A une question relative au rapport de l’historien français Benjamin Stora, M. Pouillot a estimé que Stora « répondait à une mission politique du président de la République française », relevant à ce propos qu »’il n’établissait pas une thèse historique sur le passé colonial français en Algérie et la conséquence de cette Guerre de libération nationale ».

« Certes, il y est évoqué les violences, des répressions menées pendant la conquête coloniale, et sa pérennisation, mais l’expression +crime+ est difficile à trouver (dans ce rapport) », a déploré ce militant,  auteur de plusieurs ouvrages sur la colonisation.

 

Réconciliation des Mémoires : appel à cesser la falsification historique

 

Interrogé sur la « lenteur » qu’accuse la réconciliation des Mémoires entre l’Algérie et la France, 76 ans après les crimes du 8 mai 1945, M. Pouillot  a estimé que  « dans le cas précis du 8 mai 1945, ce qui est nécessaire, indispensable, c’est que la falsification historique cesse. »

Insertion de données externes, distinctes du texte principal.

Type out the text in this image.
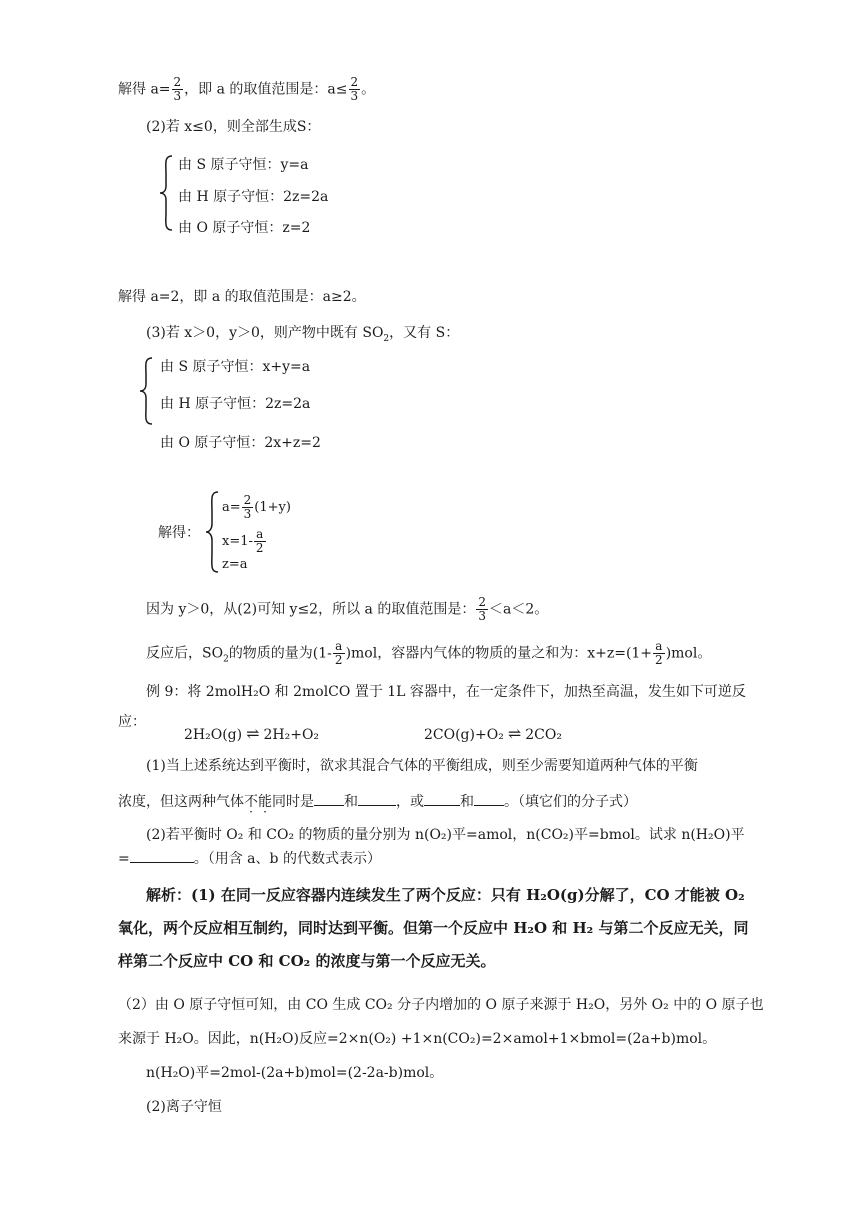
解得 $a= \frac{2}{3}$ ，即 a 的取值范围是：$a\le \frac{2}{3}$ 。
(2)若 x≤0，则全部生成S：
由 S 原子守恒：y=a
由 H 原子守恒：2z=2a
由 O 原子守恒：z=2
解得 a=2，即 a 的取值范围是：a≥2。
(3)若 x＞0，y＞0，则产物中既有 $SO_2$，又有 S：
由 S 原子守恒：x+y=a
由 H 原子守恒：2z=2a
由 O 原子守恒：2x+z=2
解得：
$a= \frac{2}{3} (1+y)$
$x=1- \frac{a}{2}$
z=a
因为 y＞0，从(2)可知 y≤2，所以 a 的取值范围是： $\frac{2}{3} <a<2$。
反应后，$SO_2$的物质的量为$(1- \frac{a}{2} )mol$，容器内气体的物质的量之和为：$x+z=(1+ \frac{a}{2} )mol$。
例 9：将 2molH₂O 和 2molCO 置于 1L 容器中，在一定条件下，加热至高温，发生如下可逆反
应：
2H₂O(g) ⇌ 2H₂+O₂	2CO(g)+O₂ ⇌ 2CO₂
(1)当上述系统达到平衡时，欲求其混合气体的平衡组成，则至少需要知道两种气体的平衡
浓度，但这两种气体不能同时是 和	，或	和 。（填它们的分子式）
(2)若平衡时 O₂ 和 CO₂ 的物质的量分别为 n(O₂)平=amol，n(CO₂)平=bmol。试求 n(H₂O)平
=	。（用含 a、b 的代数式表示）
解析：(1) 在同一反应容器内连续发生了两个反应：只有 H₂O(g)分解了，CO 才能被 O₂
氧化，两个反应相互制约，同时达到平衡。但第一个反应中 H₂O 和 H₂ 与第二个反应无关，同
样第二个反应中 CO 和 CO₂ 的浓度与第一个反应无关。
（2）由 O 原子守恒可知，由 CO 生成 CO₂ 分子内增加的 O 原子来源于 H₂O，另外 O₂ 中的 O 原子也
来源于 H₂O。因此，n(H₂O)反应=2×n(O₂) +1×n(CO₂)=2×amol+1×bmol=(2a+b)mol。
n(H₂O)平=2mol-(2a+b)mol=(2-2a-b)mol。
(2)离子守恒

Il a ainsi rappelé que « le premier tout-petit pas fut prononcé le 8 mai 2005 par l’ambassadeur de France en Algérie et le ministre Michel Barnier en parlant de +tragédie inexcusable+, mais cela reste insuffisant, et le reste encore aujourd’hui », soulignant qu’ »il faut reconnaitre que ces faits sont des crimes commis au nom de la France et qu’ils doivent être condamnés comme tels ».

« Tant que ces mots ne seront pas prononcés, que les responsabilités ne seront pas clairement reconnues, les souffrances de cette mémoire ne peuvent pas s’atténuer », a ajouté M. Pouillot.

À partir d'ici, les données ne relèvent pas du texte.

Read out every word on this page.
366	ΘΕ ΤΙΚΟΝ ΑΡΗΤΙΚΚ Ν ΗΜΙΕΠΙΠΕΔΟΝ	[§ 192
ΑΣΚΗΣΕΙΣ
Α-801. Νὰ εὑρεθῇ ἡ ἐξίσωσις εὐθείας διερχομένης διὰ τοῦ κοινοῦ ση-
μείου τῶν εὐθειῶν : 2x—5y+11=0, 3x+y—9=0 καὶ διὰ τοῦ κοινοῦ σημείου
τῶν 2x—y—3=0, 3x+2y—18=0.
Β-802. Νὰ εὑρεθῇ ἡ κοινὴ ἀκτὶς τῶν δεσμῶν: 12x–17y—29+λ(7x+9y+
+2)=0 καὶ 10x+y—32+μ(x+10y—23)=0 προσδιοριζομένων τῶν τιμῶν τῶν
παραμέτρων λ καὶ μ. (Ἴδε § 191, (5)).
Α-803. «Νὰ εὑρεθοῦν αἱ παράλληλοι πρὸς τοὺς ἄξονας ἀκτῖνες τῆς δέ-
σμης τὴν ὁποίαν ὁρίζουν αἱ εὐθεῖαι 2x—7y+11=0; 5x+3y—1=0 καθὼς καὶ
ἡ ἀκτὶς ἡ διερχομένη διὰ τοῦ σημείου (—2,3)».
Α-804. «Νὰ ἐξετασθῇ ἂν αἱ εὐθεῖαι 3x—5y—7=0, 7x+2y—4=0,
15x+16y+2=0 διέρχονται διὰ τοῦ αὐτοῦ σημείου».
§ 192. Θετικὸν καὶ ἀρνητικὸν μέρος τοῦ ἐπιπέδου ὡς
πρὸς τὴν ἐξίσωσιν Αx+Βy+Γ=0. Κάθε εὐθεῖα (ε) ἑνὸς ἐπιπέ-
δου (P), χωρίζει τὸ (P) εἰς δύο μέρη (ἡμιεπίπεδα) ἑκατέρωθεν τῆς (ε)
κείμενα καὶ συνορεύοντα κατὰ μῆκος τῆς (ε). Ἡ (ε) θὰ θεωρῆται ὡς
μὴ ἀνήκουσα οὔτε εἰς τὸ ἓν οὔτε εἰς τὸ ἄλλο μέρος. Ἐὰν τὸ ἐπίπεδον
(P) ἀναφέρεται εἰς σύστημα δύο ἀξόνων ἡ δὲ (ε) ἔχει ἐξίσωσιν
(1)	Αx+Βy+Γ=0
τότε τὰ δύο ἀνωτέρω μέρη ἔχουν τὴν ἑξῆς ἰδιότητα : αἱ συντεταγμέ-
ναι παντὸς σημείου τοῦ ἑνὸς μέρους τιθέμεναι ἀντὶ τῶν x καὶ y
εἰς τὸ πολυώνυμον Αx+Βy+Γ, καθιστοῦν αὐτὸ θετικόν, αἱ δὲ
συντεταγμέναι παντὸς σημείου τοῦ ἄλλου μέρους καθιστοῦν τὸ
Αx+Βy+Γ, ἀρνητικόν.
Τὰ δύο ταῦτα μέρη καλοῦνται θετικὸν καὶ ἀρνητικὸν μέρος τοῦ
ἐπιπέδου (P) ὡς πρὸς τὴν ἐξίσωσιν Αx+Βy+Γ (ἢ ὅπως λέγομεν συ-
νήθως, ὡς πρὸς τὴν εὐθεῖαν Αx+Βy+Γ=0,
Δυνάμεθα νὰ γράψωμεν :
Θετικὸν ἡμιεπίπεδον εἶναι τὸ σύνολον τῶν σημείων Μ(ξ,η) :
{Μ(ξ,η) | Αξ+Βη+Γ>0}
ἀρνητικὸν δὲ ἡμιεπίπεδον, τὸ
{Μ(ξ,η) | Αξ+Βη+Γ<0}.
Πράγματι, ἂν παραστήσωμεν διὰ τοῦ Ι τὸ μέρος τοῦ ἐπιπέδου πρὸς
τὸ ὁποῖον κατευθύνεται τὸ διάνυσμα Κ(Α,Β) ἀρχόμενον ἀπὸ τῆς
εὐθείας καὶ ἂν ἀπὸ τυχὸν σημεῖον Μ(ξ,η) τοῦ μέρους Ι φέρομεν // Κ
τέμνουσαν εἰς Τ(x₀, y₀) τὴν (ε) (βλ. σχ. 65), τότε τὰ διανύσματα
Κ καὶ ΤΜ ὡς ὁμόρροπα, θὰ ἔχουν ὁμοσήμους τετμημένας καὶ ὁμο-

Aussi et en sa qualité de témoin de la Guerre de libération nationale, il a estimé que le 8 mai 1945 à Sétif, Guelma, Kherrata représente « le début de la Guerre de libération de l’Algérie ».

« Les témoins que j’avais rencontrés à l’université de Sétif le 8 mai 2005, lors d’un colloque sur le déclenchement de la guerre de Libération nationale, m’avaient expliqué qu’ils avaient participé à cette manifestation parce qu’ils ne pouvaient plus accepter cette humiliation permanente d’être considérés comme des sous-citoyens, alors qu’ils avaient été enrôlés dans l’armée française pour chasser le nazisme », a-t-il témoigné, à son tour.

Il a conclu, en sa qualité de militant anticolonialiste engagé, que ce « mouvement populaire, légitime, si sauvagement réprimé, a, de fait, constitué le ferment permettant au peuple algérien de s’organiser pour obtenir son indépendance et espérer ainsi une vie digne ».